¿Ustedes se imaginan quemar una goma detrás de la casa de Balaguer a manera de protesta por su dilatada acciones perversas y lacerantes durante su ejercicio de poder de varias décadas?

No, no se lo imaginan, seguro que no. Si se hubiera producido esa locura, ya estaría registrada como la protesta más letal y peligrosa en toda la historia de las rebeldías en esta media isla de sumisiones, valentías y traiciones, por lo menos, en los anales de la quemadera de gomas.

La idea surgió en 1987 en medio de la euforia que provocan los tragos y la marihuana, las conversaciones sobre el justo y necesario establecimiento del Estado Proletario. La Clase Obrera, así, en Mayúsculas. ¡Caamaño Vive! y toda esa verborrea heroica y feliz. También por esas ganas de virar el mundo y hacerlo más justo desde la zona de confort de una azotea en Gazcue, desde el silencio de la Ex Ciudad Jardín. Luego llegaron los monchis y los niños bien durmieron el resto de la nota en sus acogedoras habitaciones. Los Revolucionarios también duermen. Tres acomodados de siempre navegando en sus burbujas de siempre.

La acción de Leandro, Mario y Bernardo sería ejecutada el primero de septiembre, fecha del cumpleaños de Don Elito, del Perínclito de Navarrete, del orador pausado y venenoso que citaba de memoria pasajes de la Memoria de Adriano ante la Asamblea Nacional, del Padre de la Democracia que hasta la fecha todavía no sabemos la cantidad de muertos y desaparecidos que generó su inolvidable y tenebrosa gestión de doce años.

Socialismo y marihuana. La culpa de que los tres niños bien se le ocurriera la protesta, la tuvo una yerba denominada Guayaquil de Oro.
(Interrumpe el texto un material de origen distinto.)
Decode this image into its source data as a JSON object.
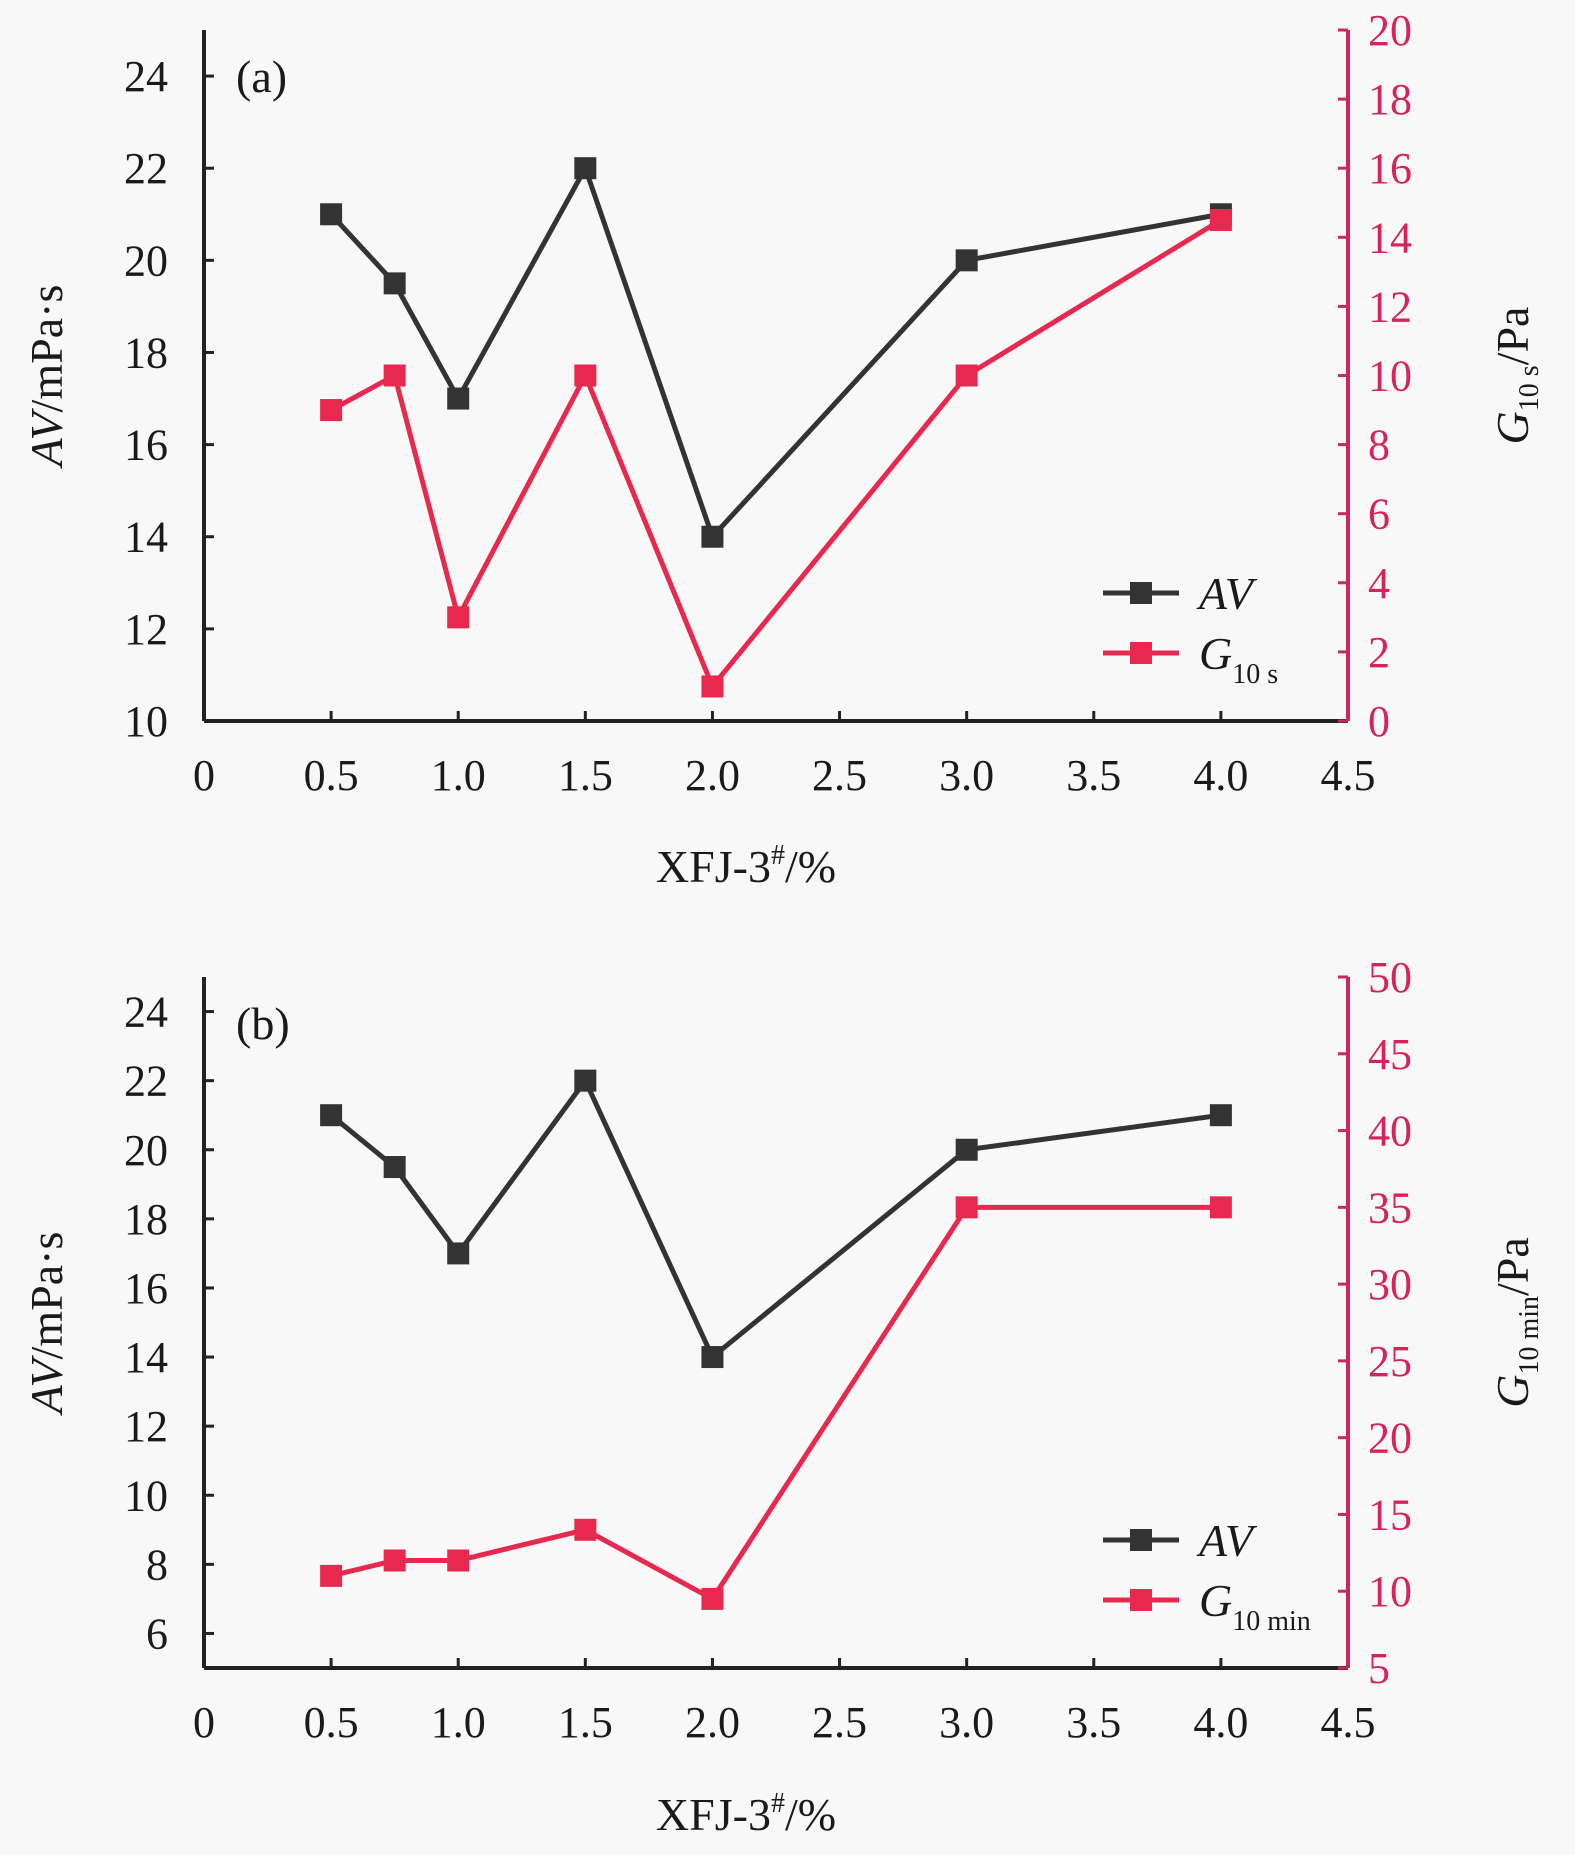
{
  "chart_data": [
    {
      "type": "line",
      "panel_label": "(a)",
      "xlabel": "XFJ-3",
      "xlabel_sup": "#",
      "xlabel_suffix": "/%",
      "ylabel_italic": "AV",
      "ylabel_rest": "/mPa·s",
      "y2label_main": "G",
      "y2label_sub": "10 s",
      "y2label_rest": "/Pa",
      "xlim": [
        0,
        4.5
      ],
      "xticks": [
        "0",
        "0.5",
        "1.0",
        "1.5",
        "2.0",
        "2.5",
        "3.0",
        "3.5",
        "4.0",
        "4.5"
      ],
      "ylim": [
        10,
        25
      ],
      "yticks": [
        "10",
        "12",
        "14",
        "16",
        "18",
        "20",
        "22",
        "24"
      ],
      "y2lim": [
        0,
        20
      ],
      "y2ticks": [
        "0",
        "2",
        "4",
        "6",
        "8",
        "10",
        "12",
        "14",
        "16",
        "18",
        "20"
      ],
      "x": [
        0.5,
        0.75,
        1.0,
        1.5,
        2.0,
        3.0,
        4.0
      ],
      "series": [
        {
          "name": "AV",
          "axis": "left",
          "color": "#333333",
          "values": [
            21,
            19.5,
            17,
            22,
            14,
            20,
            21
          ]
        },
        {
          "name": "G10 s",
          "axis": "right",
          "color": "#e8294f",
          "values": [
            9,
            10,
            3,
            10,
            1,
            10,
            14.5
          ]
        }
      ],
      "legend": [
        {
          "label_main": "AV",
          "label_sub": "",
          "italic": true
        },
        {
          "label_main": "G",
          "label_sub": "10 s",
          "italic": false
        }
      ],
      "legend_position": "bottom-right"
    },
    {
      "type": "line",
      "panel_label": "(b)",
      "xlabel": "XFJ-3",
      "xlabel_sup": "#",
      "xlabel_suffix": "/%",
      "ylabel_italic": "AV",
      "ylabel_rest": "/mPa·s",
      "y2label_main": "G",
      "y2label_sub": "10 min",
      "y2label_rest": "/Pa",
      "xlim": [
        0,
        4.5
      ],
      "xticks": [
        "0",
        "0.5",
        "1.0",
        "1.5",
        "2.0",
        "2.5",
        "3.0",
        "3.5",
        "4.0",
        "4.5"
      ],
      "ylim": [
        5,
        25
      ],
      "yticks": [
        "6",
        "8",
        "10",
        "12",
        "14",
        "16",
        "18",
        "20",
        "22",
        "24"
      ],
      "y2lim": [
        5,
        50
      ],
      "y2ticks": [
        "5",
        "10",
        "15",
        "20",
        "25",
        "30",
        "35",
        "40",
        "45",
        "50"
      ],
      "x": [
        0.5,
        0.75,
        1.0,
        1.5,
        2.0,
        3.0,
        4.0
      ],
      "series": [
        {
          "name": "AV",
          "axis": "left",
          "color": "#333333",
          "values": [
            21,
            19.5,
            17,
            22,
            14,
            20,
            21
          ]
        },
        {
          "name": "G10 min",
          "axis": "right",
          "color": "#e8294f",
          "values": [
            11,
            12,
            12,
            14,
            9.5,
            35,
            35
          ]
        }
      ],
      "legend": [
        {
          "label_main": "AV",
          "label_sub": "",
          "italic": true
        },
        {
          "label_main": "G",
          "label_sub": "10 min",
          "italic": false
        }
      ],
      "legend_position": "bottom-right"
    }
  ]
}
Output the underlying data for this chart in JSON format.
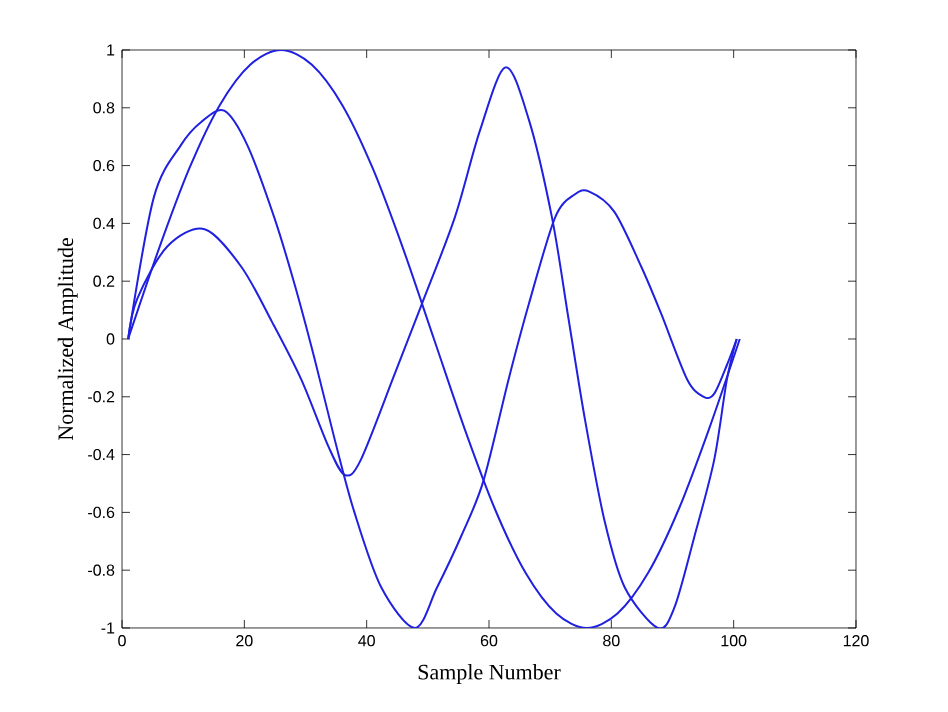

Un regalo para Leandro de un amigo consultor ecuatoriano con quien laboraba en uno de esos organismos multilaterales de sueldos altos en euros y mucho turismo de la pobreza.

Allá, en la azotea bañada por las sombras oscuras y frescas de una gran mata de mango se planeó quemar una goma en la parte trasera de la casa de Balaguer. La azotea de la casa de los abuelos de Leandro en la César Nicolás Penson era su centro de operaciones, su casa de seguridad.  Una mansión de baldosas de mármol a manera de tablero de dominó que todavía irradiaba el dorado esplendor de la elite trujillista. Pinos importados en el jardín y columnas de inspiración morisca. Una casa amplia y super ventilada. La residencia de los abuelos de Leandro.

El padre de Leandro al que nunca conoció   lo asesinaron en 1971   dos maleantes de la banda colorá de Balaguer. Su madre nunca se recuperó de esa pérdida. Un día partió al extranjero y dejo a Leandro al cuidado de sus abuelos.

La odisea “alucinógena y revolucionaria” consistiría en llevar una goma de carro previamente rociada de gasolina en el baúl del Peugeot 505 de Leandro. Colocarla lo más rápido posible en la parte trasera de la casa del presidente de la República.  Mario sería el chofer y Bernardo se encargaría de lanzar un fósforo encendido desde el asiento delantero del vehículo.

Tan pronto la goma prendiera en llamas, Leandro tenía la tarea de acelerar su Peugeot hasta desaparecer de la zona, mucho antes de que la seguridad se diera cuenta. Para eso, contaban con la madrugada para escapar y no ser identificados.

¿Lo lograron? ¿Qué pasó? Nunca se atrevieron. Normal, después de una noche de excesos todo se quedó en la cabeza de cada uno de los “defensores de los humildes”. Humo y más humo. Humo de Guayaquil de Oro.